„The D Train“


Da „The D Train“ in den meisten Lichtspielhäusern nicht zu sehen war, sei ihm wenigstens das Heimkino-Release gegönnt, denn schlecht ist die abwechslungsreiche Bromance keinesfalls.

© Sony Pictures

Jack Black spielt in „The D Train“ eine isolierte Seele, die nichtmal als Ehemann oder Familienvater taugt. Seine beste Zeit ist -wenn sie es überhaupt war- schon lange vorbei: Die High-School. Ebenso geht es seinem ehemaligen Schulkameraden Oliver Lawless, gespielt von James Marsden, der jedoch im Gegensatz zu Blacks Charakter Dan Landsman der große Mittelpunkt seines Jahrganges war. Nachdem Dan Oliver in einem Werbespot wiedererkannt hat, sieht er in ihm nicht nur die Chance sein langersehntes Klassentreffen zu organisieren, sondern sogar ein besseres Immage seines Ichs zu zeichnen. Kurzerhand fliegt er nach Los Angeles, um ihn von der Jahrgangswiedervereinigung zu überzeugen. Doch was als nett geplanter Abend in einer Bar anfängt, endwickelt sich in eine Exzesse, die im Rausch des Alkohol- und Drogenkonsums zum Geschlechtsverkehr der beiden führt.

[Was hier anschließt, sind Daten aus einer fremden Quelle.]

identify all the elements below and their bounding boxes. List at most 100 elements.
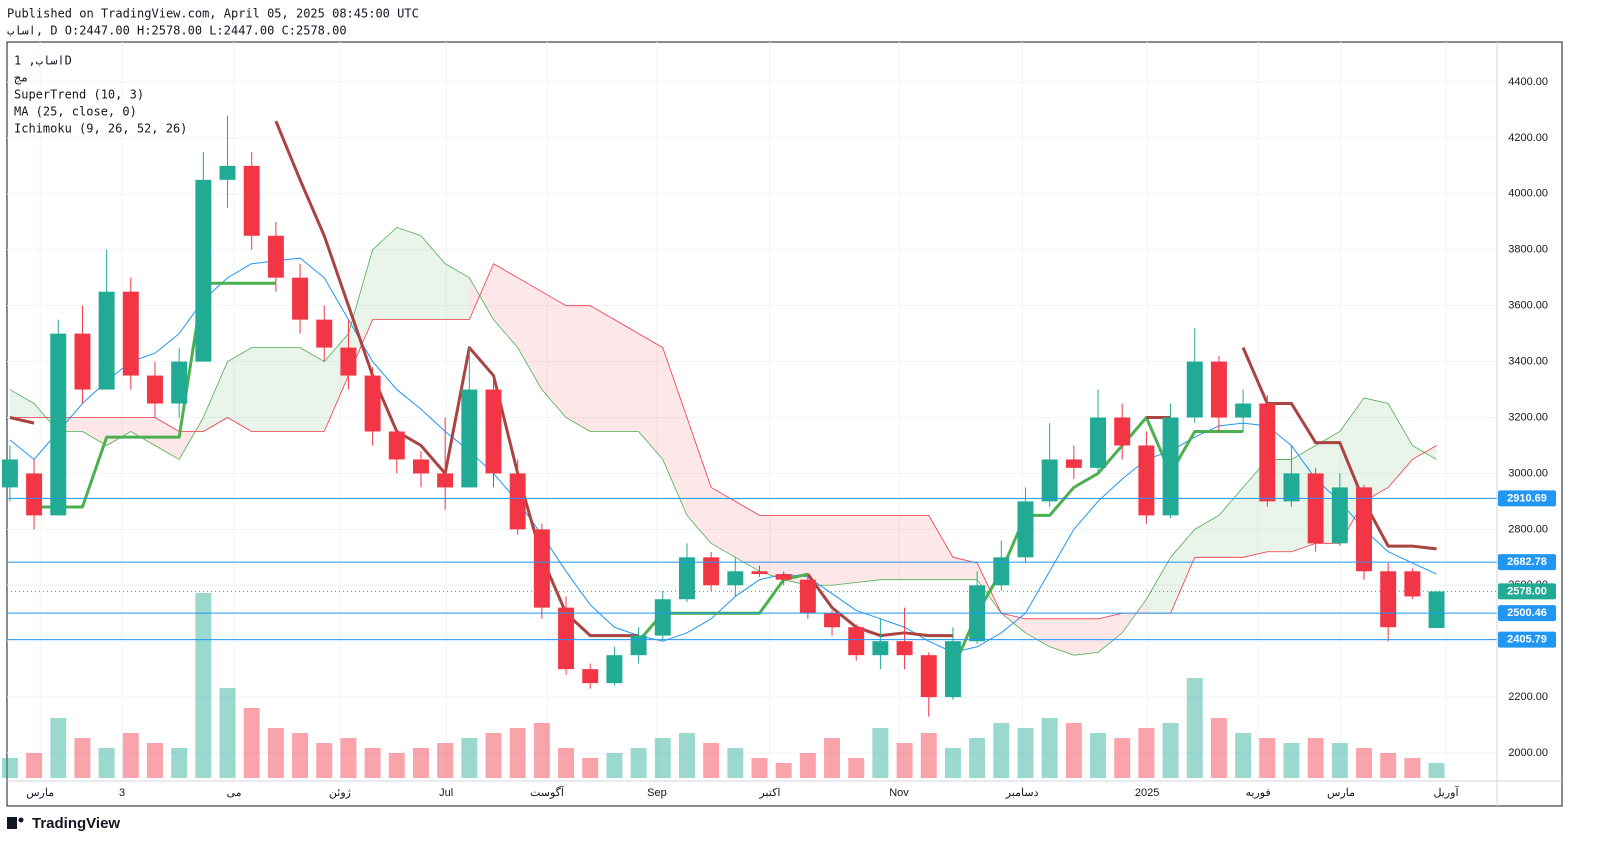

Dieser Auslöser für den eigentlichen Kern der Handlung könnte wohlmöglich äußerst unangenehm für einige Zuschauer sein, da die Homosexualität (auf Olivers Wesen bezogen eher die Bisexualität) als Selbstverständlichkeit gezeigt und wie eine heterosexuelle Affäre behandelt wird. Das ist in dem Sinne ein mutiger Schritt für den Film, da er die gegenwärtig immer noch existierende Inakzeptanz von gleichgeschlechtlichem Sex vollkommen außer Acht lässt und damit zwar sicherlich kein großes Publikum gewinnt, doch umso moderner ist. Äußerst konservativ hingegen ist der synthetische Score im Stil der Achtzigerjahre-Musik, der gemeinsam mit einigen zündenden Songs dieser Zeit den nachschwärmenden Geist der Protagonisten belebt.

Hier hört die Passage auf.